Arizona Senate passes anti-drag bills
The bill’s sponsor says they don’t ban drag, only 'explicit drag'
Two anti-drag bills passed the state Senate with GOP support Thursday despite promises from Gov. Katie Hobbs of a future veto and ongoing threats of violence toward the drag community in Arizona.
The two bills, sponsored by Sen. Anthony Kern, R-Glendale, would target drag shows, despite Kern saying the bills didn’t expressly target drag shows, only “explicit” drag shows.
“My intent is to regulate sexually explicit drag shows,” Kern said Wednesday during a debate about Senate Bill 1030, adding that he loves the movies “Tootsie” and “Mrs. Doubtfire” which both feature men dressed as women.
Kern amended the bill to remove the words “drag performer” but Democratic members and critics of the bill said that the overall vague language of the bill would continue to cause issues for drag shows. Additionally, state statute already exists for protecting children from sexually explicit performances.
The bill received unanimous support from Republican senators, however, Gov. Katie Hobbs has warned that her veto pen will be at the ready to reject any bills that fail to earn bipartisan support, and her chief of staff has dismissed other anti-LGBTQ measures as dead on arrival.

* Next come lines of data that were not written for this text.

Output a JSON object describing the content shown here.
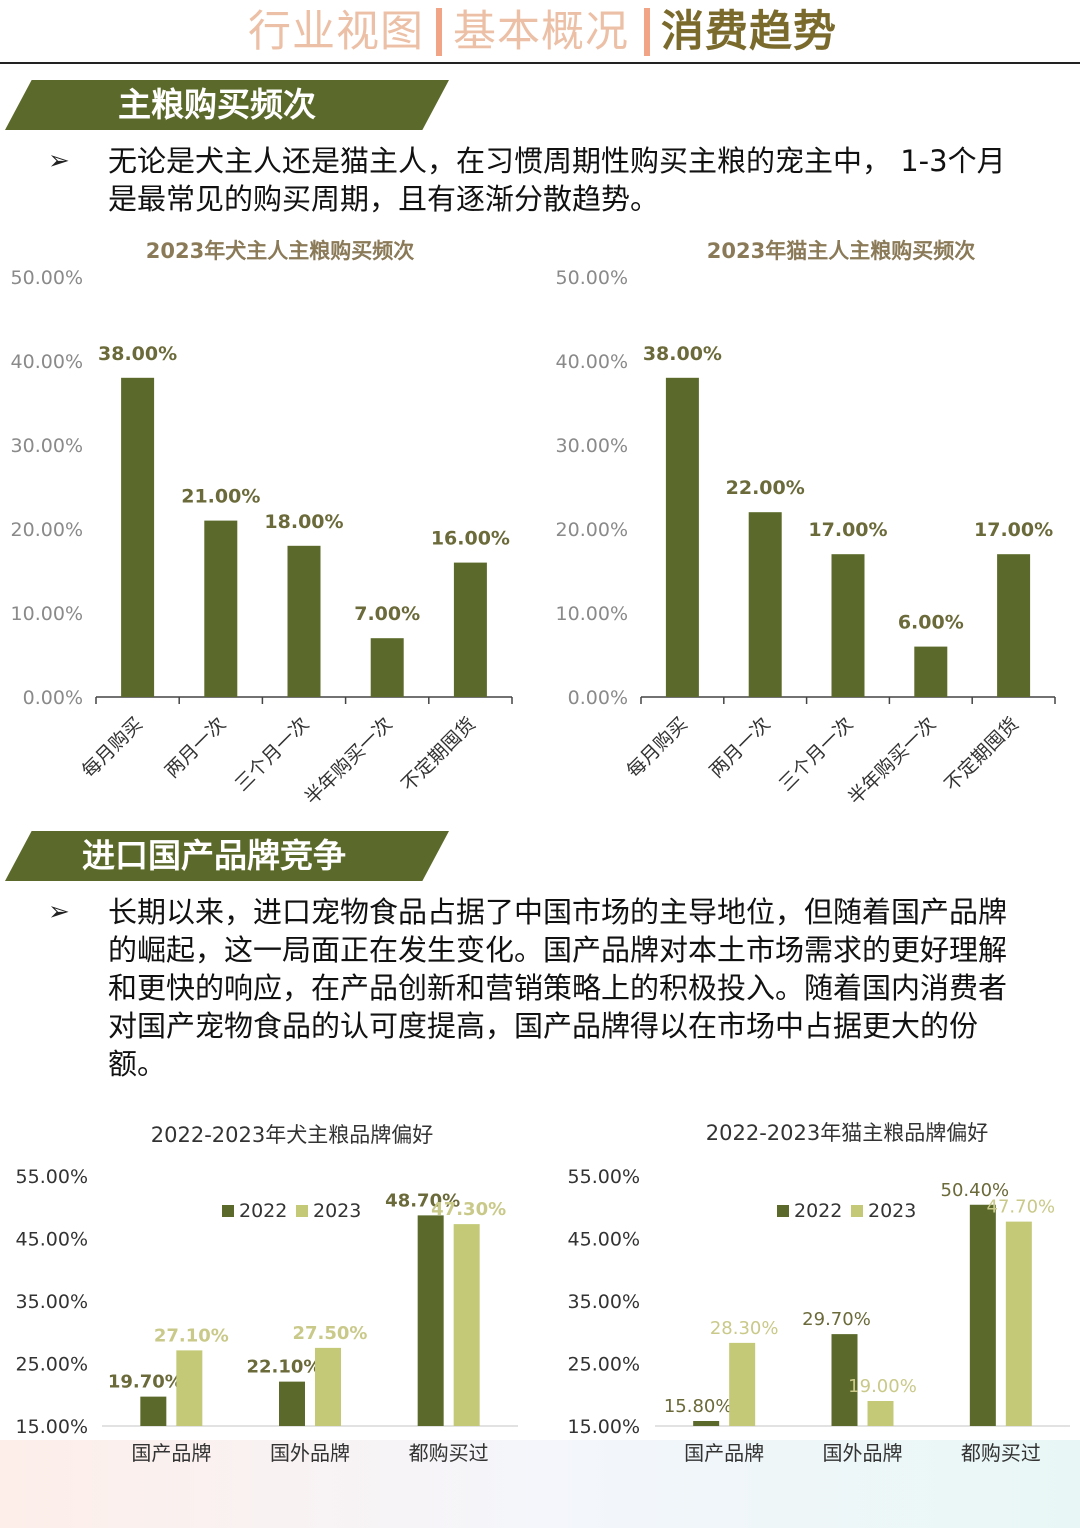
{
  "header": {
    "nav": [
      "行业视图",
      "基本概况",
      "消费趋势"
    ],
    "active_index": 2
  },
  "section1": {
    "title": "主粮购买频次",
    "text": "无论是犬主人还是猫主人，在习惯周期性购买主粮的宠主中， 1-3个月是最常见的购买周期，且有逐渐分散趋势。"
  },
  "section2": {
    "title": "进口国产品牌竞争",
    "text": "长期以来，进口宠物食品占据了中国市场的主导地位，但随着国产品牌的崛起，这一局面正在发生变化。国产品牌对本土市场需求的更好理解和更快的响应，在产品创新和营销策略上的积极投入。随着国内消费者对国产宠物食品的认可度提高，国产品牌得以在市场中占据更大的份额。"
  },
  "colors": {
    "dark_olive": "#5b6a2a",
    "light_olive": "#c4c978",
    "title_brown": "#8a7a58"
  },
  "chart_data": [
    {
      "type": "bar",
      "title": "2023年犬主人主粮购买频次",
      "categories": [
        "每月购买",
        "两月一次",
        "三个月一次",
        "半年购买一次",
        "不定期囤货"
      ],
      "values": [
        38.0,
        21.0,
        18.0,
        7.0,
        16.0
      ],
      "data_labels": [
        "38.00%",
        "21.00%",
        "18.00%",
        "7.00%",
        "16.00%"
      ],
      "ylim": [
        0,
        50
      ],
      "yticks": [
        "0.00%",
        "10.00%",
        "20.00%",
        "30.00%",
        "40.00%",
        "50.00%"
      ],
      "grid": false
    },
    {
      "type": "bar",
      "title": "2023年猫主人主粮购买频次",
      "categories": [
        "每月购买",
        "两月一次",
        "三个月一次",
        "半年购买一次",
        "不定期囤货"
      ],
      "values": [
        38.0,
        22.0,
        17.0,
        6.0,
        17.0
      ],
      "data_labels": [
        "38.00%",
        "22.00%",
        "17.00%",
        "6.00%",
        "17.00%"
      ],
      "ylim": [
        0,
        50
      ],
      "yticks": [
        "0.00%",
        "10.00%",
        "20.00%",
        "30.00%",
        "40.00%",
        "50.00%"
      ],
      "grid": false
    },
    {
      "type": "bar",
      "title": "2022-2023年犬主粮品牌偏好",
      "categories": [
        "国产品牌",
        "国外品牌",
        "都购买过"
      ],
      "series": [
        {
          "name": "2022",
          "values": [
            19.7,
            22.1,
            48.7
          ],
          "labels": [
            "19.70%",
            "22.10%",
            "48.70%"
          ]
        },
        {
          "name": "2023",
          "values": [
            27.1,
            27.5,
            47.3
          ],
          "labels": [
            "27.10%",
            "27.50%",
            "47.30%"
          ]
        }
      ],
      "ylim": [
        15,
        55
      ],
      "yticks": [
        "15.00%",
        "25.00%",
        "35.00%",
        "45.00%",
        "55.00%"
      ],
      "legend": "top-center"
    },
    {
      "type": "bar",
      "title": "2022-2023年猫主粮品牌偏好",
      "categories": [
        "国产品牌",
        "国外品牌",
        "都购买过"
      ],
      "series": [
        {
          "name": "2022",
          "values": [
            15.8,
            29.7,
            50.4
          ],
          "labels": [
            "15.80%",
            "29.70%",
            "50.40%"
          ]
        },
        {
          "name": "2023",
          "values": [
            28.3,
            19.0,
            47.7
          ],
          "labels": [
            "28.30%",
            "19.00%",
            "47.70%"
          ]
        }
      ],
      "ylim": [
        15,
        55
      ],
      "yticks": [
        "15.00%",
        "25.00%",
        "35.00%",
        "45.00%",
        "55.00%"
      ],
      "legend": "top-center"
    }
  ]
}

Kern’s other bill, Senate Bill 1028, prohibits a public property from hosting an “adult cabaret performance,” which has historically been limited to strip shows. The bill also bans these performances anywhere else a minor may be able to see them. The first violation is subject to a class 1 misdemeanor, for which the maximum penalty is a $2,500 fine and up to 6 months in jail. A second violation could result in a class 6 felony, with a possible fine of up to $150,000 and a prison sentence as long as two years.
“This is a huge intrusion on the first amendment,” Sen. Anna Hernandez, D-Phoenix, said Thursday. “This bill is requiring that a public entity look at the speech and performance and make a judgment call on the content.”
Hernandez’s comments were echoed by her Democratic colleagues who worried that the bills would “chill” speech.
“It is so broad it could apply to a number of private situations,” Sen. Priya Sundareshan, D-Tucson, said. “It is very unworkable and could serve to hinder the expressions of joy of certain communities and I do not think we should be doing that.”
Kern and his fellow Republicans reiterated that the bills were aimed at “sexually explicit” shows.
Sen. Justine Wadsack, R-Tucson, mentioned the anti-LGBTQ group Gays Against Groomers, as a source of proof for claims of sexually explicit drag shows. The group was founded by former Arsenal Media employee and “Stop the Steal” advocate Jaimee Michell who has posted about wanting “public hangings.”
Senate President Warren Petersen referenced videos that have been circulating online, likely referencing the popular Libs of TikTok account run by Chaya Raichik whose account often posted the locations of drag events which were then stormed by extremists groups like the Proud Boys or a U-Haul full of the white nationalist group Patriot Front.
“We are talking about men wearing bikinis dancing weird, sexually, strangely in front of children,” Petersen said. “If you’ve seen it, you know this stuff is gross, it is disgusting, it is perverse and that is what we are talking about here.”
Democratic members said that the bill was not about protecting children, as their Republican colleagues saw it but something else.
“Trying to redefine drag shows as sexually explicit is a direct attack on marginalized communities,” Sen. Juan Mendez, D-Tempe said. “This community will not back down from these kinds of attacks, and these kinds of attacks cannot be sustainable.”
The drag community in Arizona, and nationally, has been facing intense pressure from extremist groups amidst misinformation from groups like Gays Against Groomers and Libs of TikTok attempting to label all drag performers as “groomers” or “pedophiles.”
The FBI and the Tempe Police Department are currently investigating after a bomb threat was made to the LGBTQ-owned Brick Road Coffee shop in Tempe. The shop has been a frequent target of extremist groups and events across the state have been canceled because of threats and protests.
In Texas last summer, a family-friendly drag brunch attracted white nationalists who asked police to kill those inside. In a previous hearing on Senate Bill 1030, Kern said that the event in Texas was the impetus behind his anti-drag bills.
The bills passed out of the Senate along party lines and will head next to the House of Representatives.